Treatment Approaches
Surgical Resection
- Goal: Maximal safe tumor removal.
- Extent of Resection Matters:
- Gross total resection (GTR) improves progression-free survival.
- Subtotal resection (STR) requires adjunctive therapy.
Radiation Therapy
- Typically recommended after incomplete resection or tumor progression.
- Standard fractionation: 50-54 Gy over several weeks.
Chemotherapy
- Temozolomide (TMZ) – Frequently used in IDH-mutant astrocytomas.
- PCV Regimen (Procarbazine, Lomustine, Vincristine) – Alternative for selected cases.
Follow-Up and Surveillance
- MRI every 3-6 months to monitor recurrence.
- Long-term observation due to risk of progression to higher-grade gliomas.
Prognosis and Survival Rates
Factors affecting prognosis:
✅ IDH mutation status – IDH-mutant tumors have better survival.
✅ Extent of surgical resection – More extensive resection improves outcomes.
✅ Patient age and performance status – Younger patients fare better.

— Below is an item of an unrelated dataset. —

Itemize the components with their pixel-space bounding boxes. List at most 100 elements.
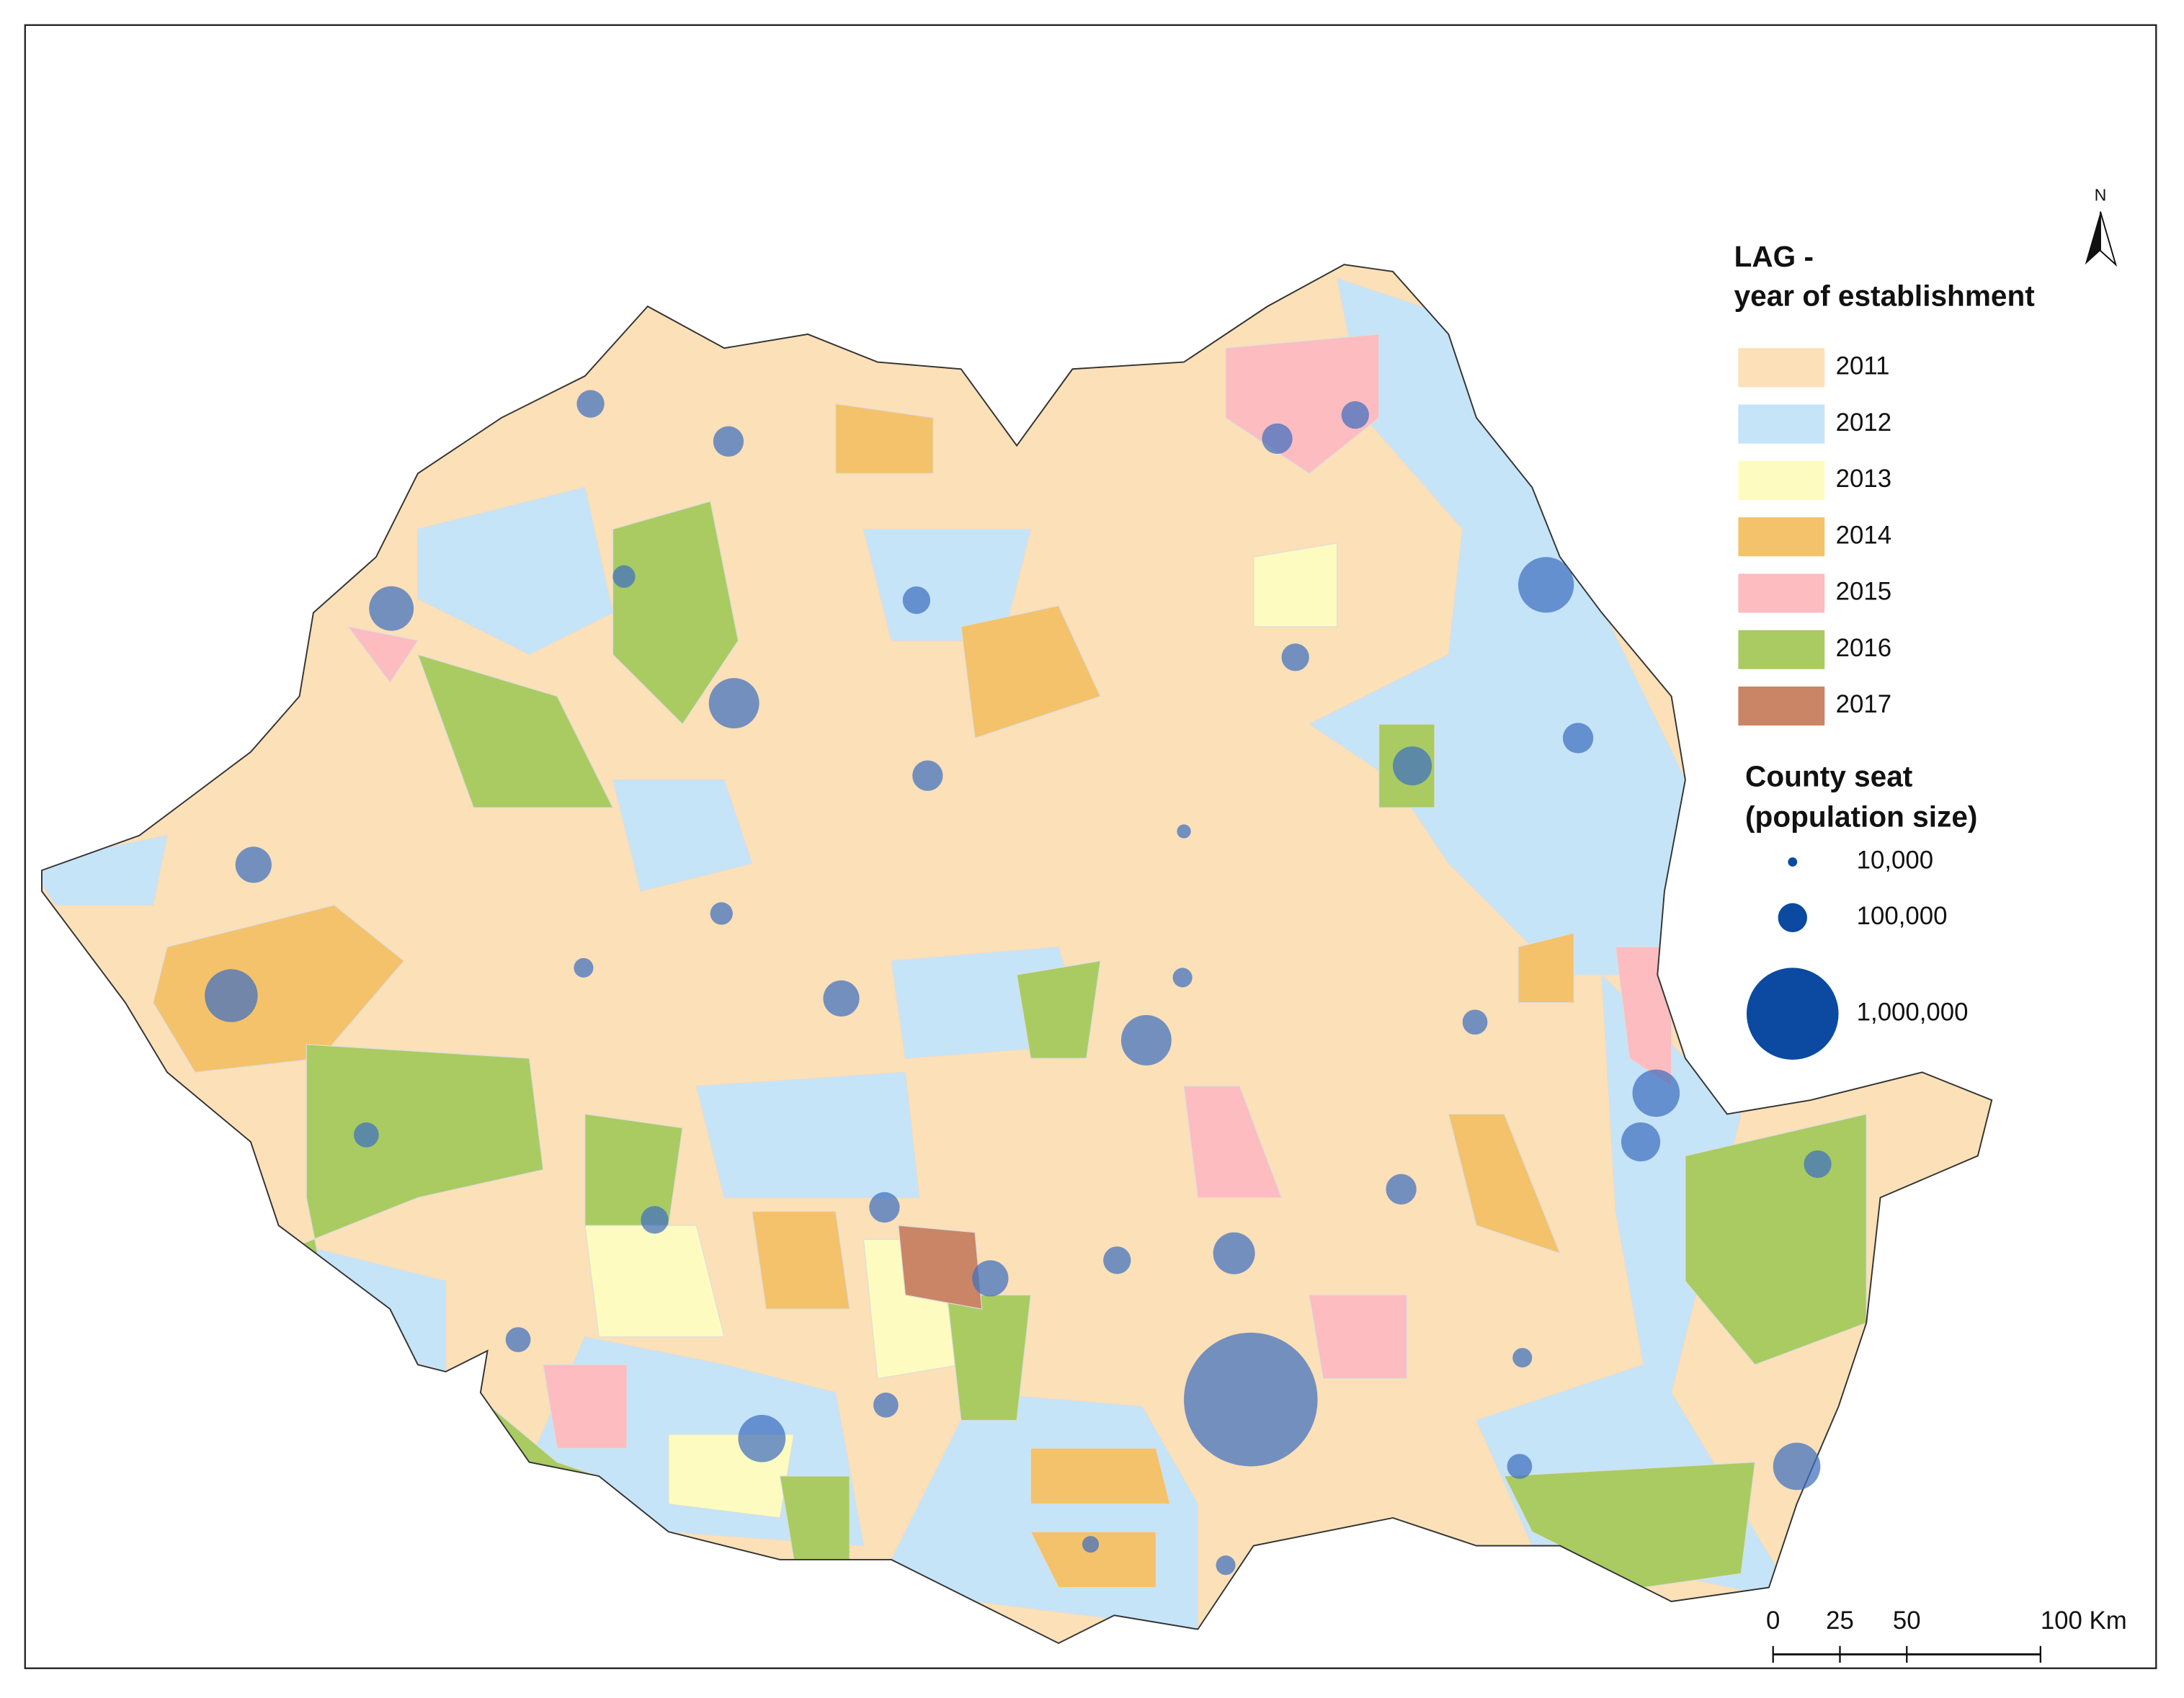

Factor | Prognostic Impact |
---|---|
IDH-Mutant Status | Better prognosis |
Complete Resection | Increased survival |
Age <40 Years | Longer survival time |
IDH-Wildtype Status | Poor prognosis |
Median survival:
- IDH-mutant astrocytoma: 8-12 years
- IDH-wildtype astrocytoma: <5 years
Progression to Higher-Grade Gliomas
Diffuse astrocytomas often progress to anaplastic astrocytoma (grade III) or glioblastoma (grade IV). Surveillance with periodic MRI scans is critical to detect early transformation.
Future Directions and Research
- Targeted Therapies – Ongoing trials for IDH inhibitors.
- Immunotherapy Approaches – Exploring checkpoint inhibitors for gliomas.
- Advanced Imaging Techniques – AI-driven MRI analysis for early detection.